Beyond the PHP100 Billion Suitcases
Zaldy Co’s video exposé, alleging PHP100 billion in budget insertions and suitcases of cash delivered to the highest offices in the land, is the kind of political theater that stops a nation in its tracks. It is explosive, specific, and deeply cynical. It is also, upon closer inspection, a case study in why “trial by

By Staff Writer
Zaldy Co’s video exposé, alleging PHP100 billion in budget insertions and suitcases of cash delivered to the highest offices in the land, is the kind of political theater that stops a nation in its tracks. It is explosive, specific, and deeply cynical. It is also, upon closer inspection, a case study in why “trial by social media” is a threat to the very accountability it pretends to serve.
Before any investigation can begin, the allegations are fatally undermined by the man delivering them. Co’s narrative is riddled with self-defeating flaws. He presents photos of cash deliveries in early 2024, yet claims they were for budget insertions finalized in December 2024. This glaring timeline discrepancy remains unaddressed. His original “witness,” Orly Guteza, has vanished after the authenticity of his affidavit’s signature was “disputed.”
Most damning, however, is Co’s own history.
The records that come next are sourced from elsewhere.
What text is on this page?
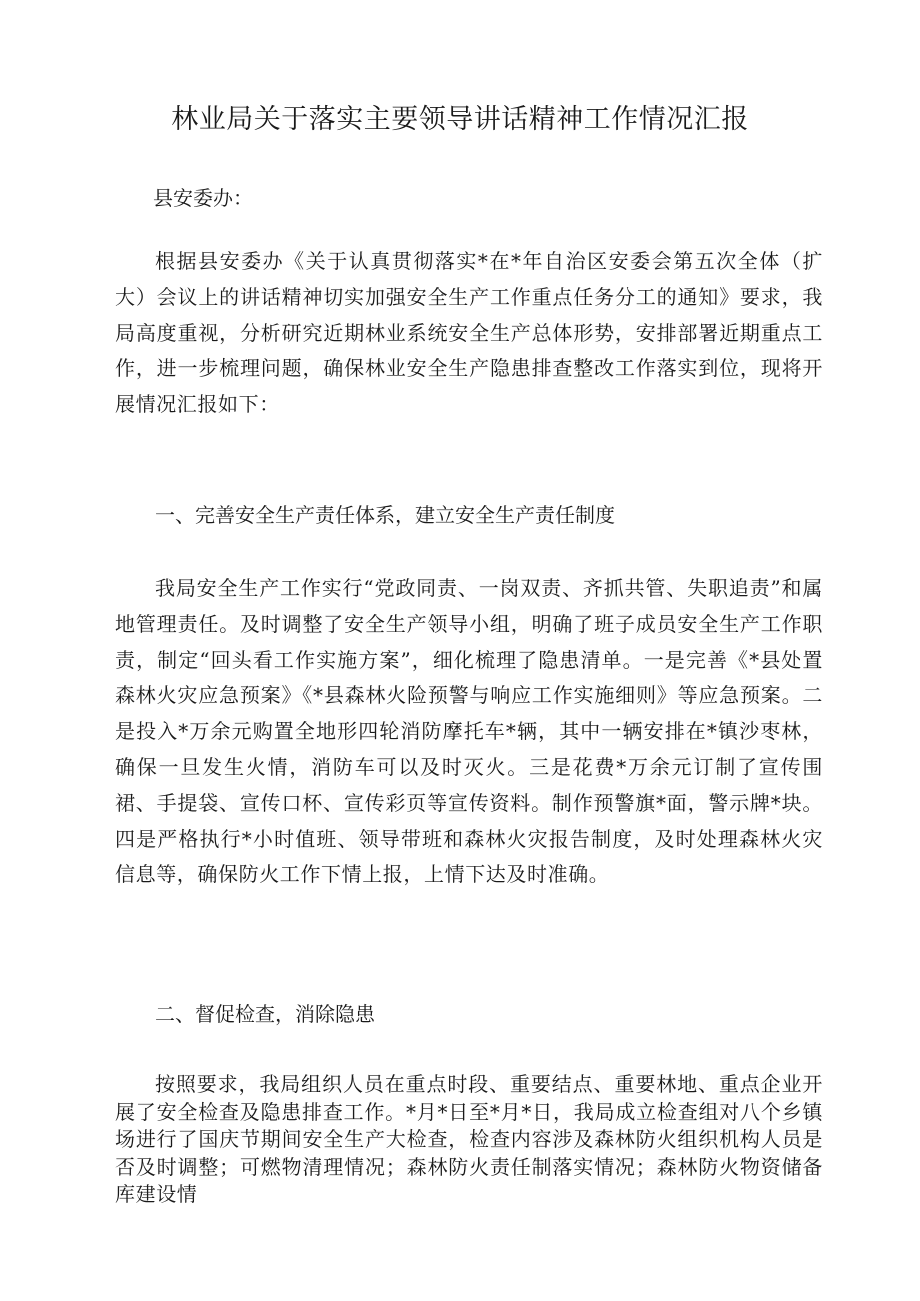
林业局关于落实主要领导讲话精神工作情况汇报

县安委办：

根据县安委办《关于认真贯彻落实*在*年自治区安委会第五次全体（扩大）会议上的讲话精神切实加强安全生产工作重点任务分工的通知》要求，我局高度重视，分析研究近期林业系统安全生产总体形势，安排部署近期重点工作，进一步梳理问题，确保林业安全生产隐患排查整改工作落实到位，现将开展情况汇报如下：

一、完善安全生产责任体系，建立安全生产责任制度

我局安全生产工作实行“党政同责、一岗双责、齐抓共管、失职追责”和属地管理责任。及时调整了安全生产领导小组，明确了班子成员安全生产工作职责，制定“回头看工作实施方案”，细化梳理了隐患清单。一是完善《*县处置森林火灾应急预案》《*县森林火险预警与响应工作实施细则》等应急预案。二是投入*万余元购置全地形四轮消防摩托车*辆，其中一辆安排在*镇沙枣林，确保一旦发生火情，消防车可以及时灭火。三是花费*万余元订制了宣传围裙、手提袋、宣传口杯、宣传彩页等宣传资料。制作预警旗*面，警示牌*块。四是严格执行*小时值班、领导带班和森林火灾报告制度，及时处理森林火灾信息等，确保防火工作下情上报，上情下达及时准确。

二、督促检查，消除隐患

按照要求，我局组织人员在重点时段、重要结点、重要林地、重点企业开展了安全检查及隐患排查工作。*月*日至*月*日，我局成立检查组对八个乡镇场进行了国庆节期间安全生产大检查，检查内容涉及森林防火组织机构人员是否及时调整；可燃物清理情况；森林防火责任制落实情况；森林防火物资储备库建设情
He insists he “did not benefit” from the PHP100 billion, yet this is a man whose PHP4.7 billion in air assets are frozen and whose company, Sunwest Construction, bagged PHP86 billion in contracts under the Rodrigo Duterte administration. Co is not an outsider whistleblower; he is a master of the very system he now decries.
If this is not a genuine “attack of conscience,” what is it? It is a transparent salvo in the escalating political war between rival elite factions. Co, an oligarch whose wealth was cemented under the Duterte administration, is now launching a “political hit” against the current Marcos-Romualdez power bloc. His exposé is not a quest for truth but a weaponized narrative. The Filipino people are not the beneficiaries of this revelation; we are merely the spectators in a high-stakes battle between two camps fighting over the spoils of the state.
This is where we must draw the line. As the Catholic Bishops’ Conference of the Philippines (CBCP) rightly stated, “Public declarations on social media… cannot take the place of formal testimony.” This video provides “conjecture, not clarity,” and risks being exploited for “political manipulation.”
The allegations are, depressingly, plausible. Not because Co is credible, but because our budget system is so broken that we can imagine PHP100 billion insertions. But the solution is not to indulge in political theater that corrodes our institutions.
The solution is twofold. First, if Zaldy Co is serious, he must heed the CBCP’s call: return to the country, present his “records,” and file formal charges with the Ombudsman. Second, we must demand a solution to the system that makes these claims believable. The problem is the opaque bicameral conference committee, where such insertions are born. We need radical transparency in the budget process, not just a front-row seat to the latest political feud.
Justice requires due process, not a viral video.